Für die Verjährung gilt die reguläre Verjährungsfrist aus dem BGB. Der Schadensersatzanspruch nach § 181 S. 1 GWB verjährt innerhalb von drei Jahren nach seiner Entstehung, wobei die Verjährungsfrist mit dem Schluss des Jahres zu laufen beginnt, in dem der Anspruch entstanden ist und der Anspruchsteller von den Anspruch begründenden Umständen sowie der Person des Schuldners Kenntnis erlangt oder ohne grobe Fahrlässigkeit hätte erlangen müssen.

Zuständigkeit des Gerichts

Zuständig ist die ordentliche Gerichtsbarkeit. Ausschließlich zuständig sind nach § 87 S. 1 GWB die Landgerichte, und zwar ohne Rücksicht auf die Höhe des Streitwerts.

Was ist zu ersetzen

Grundsätzlich ist der Geschädigte so zu stellen, wie er stünde, wenn er sich am Vergabeverfahren nicht beteiligt und keine Vorbereitung dafür getroffen hätte. Dies bedeutet, dass nach § 181 S. 1 GWB der Geschädigte die Erstattung der Kosten für die Vorbereitung des Angebots oder der Kosten für die Teilnahme an einem Vergabeverfahren verlangen kann[7].
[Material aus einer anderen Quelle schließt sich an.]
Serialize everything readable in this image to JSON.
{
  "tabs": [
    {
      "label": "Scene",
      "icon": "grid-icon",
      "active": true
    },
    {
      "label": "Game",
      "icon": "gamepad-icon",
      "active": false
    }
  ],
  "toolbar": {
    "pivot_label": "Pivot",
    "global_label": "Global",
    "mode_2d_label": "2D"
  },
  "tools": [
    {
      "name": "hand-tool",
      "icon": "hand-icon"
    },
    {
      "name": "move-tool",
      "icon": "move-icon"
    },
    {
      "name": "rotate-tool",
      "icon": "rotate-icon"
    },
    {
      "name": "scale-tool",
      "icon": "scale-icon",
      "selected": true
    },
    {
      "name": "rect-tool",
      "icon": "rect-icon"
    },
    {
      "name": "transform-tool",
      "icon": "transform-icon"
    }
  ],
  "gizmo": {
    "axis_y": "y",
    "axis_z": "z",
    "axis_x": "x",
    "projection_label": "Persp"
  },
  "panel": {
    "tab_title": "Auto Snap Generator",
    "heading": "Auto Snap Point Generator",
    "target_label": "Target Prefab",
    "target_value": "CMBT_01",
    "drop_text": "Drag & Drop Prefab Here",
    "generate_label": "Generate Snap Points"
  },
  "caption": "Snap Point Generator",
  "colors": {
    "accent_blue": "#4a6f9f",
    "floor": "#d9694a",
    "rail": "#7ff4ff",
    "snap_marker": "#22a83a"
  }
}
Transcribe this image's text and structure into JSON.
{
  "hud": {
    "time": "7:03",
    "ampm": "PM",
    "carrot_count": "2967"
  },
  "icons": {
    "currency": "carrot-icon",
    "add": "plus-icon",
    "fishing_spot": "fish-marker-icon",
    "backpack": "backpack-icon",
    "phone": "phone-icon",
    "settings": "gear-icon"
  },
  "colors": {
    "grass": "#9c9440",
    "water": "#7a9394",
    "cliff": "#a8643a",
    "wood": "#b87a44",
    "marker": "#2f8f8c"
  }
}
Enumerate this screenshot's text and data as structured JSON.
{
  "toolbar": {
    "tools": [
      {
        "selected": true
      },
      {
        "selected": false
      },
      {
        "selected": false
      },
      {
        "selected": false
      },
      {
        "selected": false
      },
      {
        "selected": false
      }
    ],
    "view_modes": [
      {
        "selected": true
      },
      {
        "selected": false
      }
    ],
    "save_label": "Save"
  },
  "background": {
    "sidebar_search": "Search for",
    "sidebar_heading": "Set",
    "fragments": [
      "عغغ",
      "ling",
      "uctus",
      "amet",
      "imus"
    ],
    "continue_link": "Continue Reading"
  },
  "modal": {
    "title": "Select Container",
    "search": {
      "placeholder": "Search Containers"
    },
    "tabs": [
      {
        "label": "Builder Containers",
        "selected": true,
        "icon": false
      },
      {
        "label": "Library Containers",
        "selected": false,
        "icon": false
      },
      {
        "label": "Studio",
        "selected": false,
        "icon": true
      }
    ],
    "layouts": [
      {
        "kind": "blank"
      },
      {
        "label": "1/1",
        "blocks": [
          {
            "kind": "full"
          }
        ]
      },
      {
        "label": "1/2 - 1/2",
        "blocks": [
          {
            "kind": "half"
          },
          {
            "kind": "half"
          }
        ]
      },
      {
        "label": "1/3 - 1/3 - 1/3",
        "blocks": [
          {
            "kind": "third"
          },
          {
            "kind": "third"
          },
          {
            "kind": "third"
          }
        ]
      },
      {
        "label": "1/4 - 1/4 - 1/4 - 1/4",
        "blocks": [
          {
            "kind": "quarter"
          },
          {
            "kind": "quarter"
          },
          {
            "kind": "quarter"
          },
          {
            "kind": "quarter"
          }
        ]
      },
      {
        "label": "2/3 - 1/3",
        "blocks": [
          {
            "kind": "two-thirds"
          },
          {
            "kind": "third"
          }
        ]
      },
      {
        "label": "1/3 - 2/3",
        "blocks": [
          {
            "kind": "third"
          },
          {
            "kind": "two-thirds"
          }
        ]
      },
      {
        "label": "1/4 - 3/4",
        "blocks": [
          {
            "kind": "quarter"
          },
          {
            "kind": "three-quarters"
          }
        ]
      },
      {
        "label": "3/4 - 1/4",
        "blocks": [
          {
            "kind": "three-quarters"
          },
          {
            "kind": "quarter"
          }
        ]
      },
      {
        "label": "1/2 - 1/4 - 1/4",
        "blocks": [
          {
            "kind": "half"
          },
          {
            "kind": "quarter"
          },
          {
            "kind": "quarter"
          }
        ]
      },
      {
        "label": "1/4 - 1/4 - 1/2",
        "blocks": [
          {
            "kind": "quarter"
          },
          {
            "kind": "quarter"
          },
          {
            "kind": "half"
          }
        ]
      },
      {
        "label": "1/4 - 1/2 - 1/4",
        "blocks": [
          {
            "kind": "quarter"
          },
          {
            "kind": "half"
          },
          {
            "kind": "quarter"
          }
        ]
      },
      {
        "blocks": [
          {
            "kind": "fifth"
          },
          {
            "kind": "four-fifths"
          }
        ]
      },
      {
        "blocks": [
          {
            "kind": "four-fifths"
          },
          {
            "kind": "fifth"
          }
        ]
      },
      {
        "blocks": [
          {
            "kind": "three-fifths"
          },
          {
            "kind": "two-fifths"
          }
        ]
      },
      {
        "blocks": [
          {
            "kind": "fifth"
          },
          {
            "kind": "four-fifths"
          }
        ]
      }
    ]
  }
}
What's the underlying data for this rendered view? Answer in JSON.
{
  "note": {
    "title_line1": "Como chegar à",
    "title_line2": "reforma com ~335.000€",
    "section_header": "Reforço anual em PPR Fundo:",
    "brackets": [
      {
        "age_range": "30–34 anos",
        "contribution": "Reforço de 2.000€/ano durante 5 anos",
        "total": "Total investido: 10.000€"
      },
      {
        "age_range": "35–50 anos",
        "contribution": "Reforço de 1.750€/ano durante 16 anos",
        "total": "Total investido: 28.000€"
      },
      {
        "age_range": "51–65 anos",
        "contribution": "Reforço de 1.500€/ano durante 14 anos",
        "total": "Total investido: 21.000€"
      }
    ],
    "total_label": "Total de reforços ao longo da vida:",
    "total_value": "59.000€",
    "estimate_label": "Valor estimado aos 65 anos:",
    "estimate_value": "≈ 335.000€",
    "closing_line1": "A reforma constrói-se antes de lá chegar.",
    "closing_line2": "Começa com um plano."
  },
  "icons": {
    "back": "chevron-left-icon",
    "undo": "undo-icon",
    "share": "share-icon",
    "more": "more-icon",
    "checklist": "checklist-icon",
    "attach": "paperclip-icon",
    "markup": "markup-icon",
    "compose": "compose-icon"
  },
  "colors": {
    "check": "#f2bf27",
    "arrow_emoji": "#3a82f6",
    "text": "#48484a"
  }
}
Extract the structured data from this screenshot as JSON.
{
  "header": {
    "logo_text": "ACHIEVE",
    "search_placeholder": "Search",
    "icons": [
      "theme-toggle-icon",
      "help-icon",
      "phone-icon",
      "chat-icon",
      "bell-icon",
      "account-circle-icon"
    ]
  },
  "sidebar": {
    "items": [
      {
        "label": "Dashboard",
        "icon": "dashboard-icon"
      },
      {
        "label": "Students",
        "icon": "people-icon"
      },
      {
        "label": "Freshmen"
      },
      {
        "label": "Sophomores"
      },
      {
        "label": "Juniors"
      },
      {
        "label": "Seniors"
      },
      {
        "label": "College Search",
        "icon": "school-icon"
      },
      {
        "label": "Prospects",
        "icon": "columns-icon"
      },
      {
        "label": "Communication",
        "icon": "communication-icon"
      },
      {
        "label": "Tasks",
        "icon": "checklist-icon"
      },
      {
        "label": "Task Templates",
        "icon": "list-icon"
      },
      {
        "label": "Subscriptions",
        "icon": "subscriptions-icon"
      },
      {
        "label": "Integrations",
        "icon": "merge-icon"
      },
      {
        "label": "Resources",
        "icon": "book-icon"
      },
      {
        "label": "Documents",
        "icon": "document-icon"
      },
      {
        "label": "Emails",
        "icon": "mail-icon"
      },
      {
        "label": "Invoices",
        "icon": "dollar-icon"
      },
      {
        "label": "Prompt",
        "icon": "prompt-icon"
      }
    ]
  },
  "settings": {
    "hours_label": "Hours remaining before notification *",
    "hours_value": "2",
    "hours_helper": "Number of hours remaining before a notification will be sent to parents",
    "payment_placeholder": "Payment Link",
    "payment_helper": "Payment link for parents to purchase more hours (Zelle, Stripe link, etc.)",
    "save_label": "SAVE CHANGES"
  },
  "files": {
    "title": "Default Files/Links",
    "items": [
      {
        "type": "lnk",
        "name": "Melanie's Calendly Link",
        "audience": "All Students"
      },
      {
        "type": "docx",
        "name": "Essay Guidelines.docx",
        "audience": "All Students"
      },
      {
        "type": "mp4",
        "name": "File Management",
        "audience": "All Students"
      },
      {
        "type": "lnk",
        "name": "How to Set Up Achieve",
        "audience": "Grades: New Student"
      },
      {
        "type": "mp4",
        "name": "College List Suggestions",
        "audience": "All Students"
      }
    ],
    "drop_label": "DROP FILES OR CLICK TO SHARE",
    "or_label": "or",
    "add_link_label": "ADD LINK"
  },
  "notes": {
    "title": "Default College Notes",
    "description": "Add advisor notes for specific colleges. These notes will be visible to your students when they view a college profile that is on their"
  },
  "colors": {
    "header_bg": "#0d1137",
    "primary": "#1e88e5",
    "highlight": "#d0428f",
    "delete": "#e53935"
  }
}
Dazu zählen z.B. innerbetriebliche Sachkosten und die Kosten für die Wahrnehmung von Vor-Ort-Terminen. Ebenso werden Allgemein- und Personalkosten eines Bieters ersetzt, wenn diese für den konkreten Auftrag zugerechnet werden können[8].

Beauftragt ein Bieter einen Rechtsanwalt im Rahmen einer Ausschreibung mit der Prüfung der Ausschreibungsunterlagen, sind die Rechtsanwaltskosten ersatzfähig, wenn die Einschaltung des Rechtsanwalts sachgerecht und erforderlich war[9]. Wann diese Entscheidung sachgerecht und erforderlich war, ist anhand des Einzelfalls zu bestimmen.

Was wird nicht ersetzt?

Der entgangene Gewinn wird nicht gemäß § 181 S. 1 GWB ersetzt. Sogar dann, wenn durch die Beteiligung an der Ausschreibung andere Aufträge abgelehnt wurden, ist der hieraus entstandene Verlust nicht nach § 181 GWB zu ersetzen.

Zusammenfassung

Mit einem Schadensersatzanspruch gemäß § 181 GWB hat ein Bieter gute Chancen, die Kosten seiner Beteiligung an einem Vergabeverfahren erfolgreich einzuklagen, wenn beim Vergabeverfahren Fehler begangen wurden, die seine Chance auf den Auftrag zu Nichte gemacht haben. Auch kann mit diesem Anspruch selbst nach Zuschlagserteilung noch durch Urteil festgestellt werden, dass der öffentliche Auftraggeber gegen das Vergaberecht verstoßen hat und so die Möglichkeit besteht, dass dieser Fehler in Zukunft abgestellt wird. Auch der Schadensersatzanspruch nach § 181 GWB zeigt erneut, wie wichtig eine Rüge im Vergabeverfahren ist, denn selbst beim Schadensersatzanspruch kann eine fehlende Rüge zur Minderung des Anspruches führen. In der Folge sollten alle erkannten Vergabeverstöße gerügt werden.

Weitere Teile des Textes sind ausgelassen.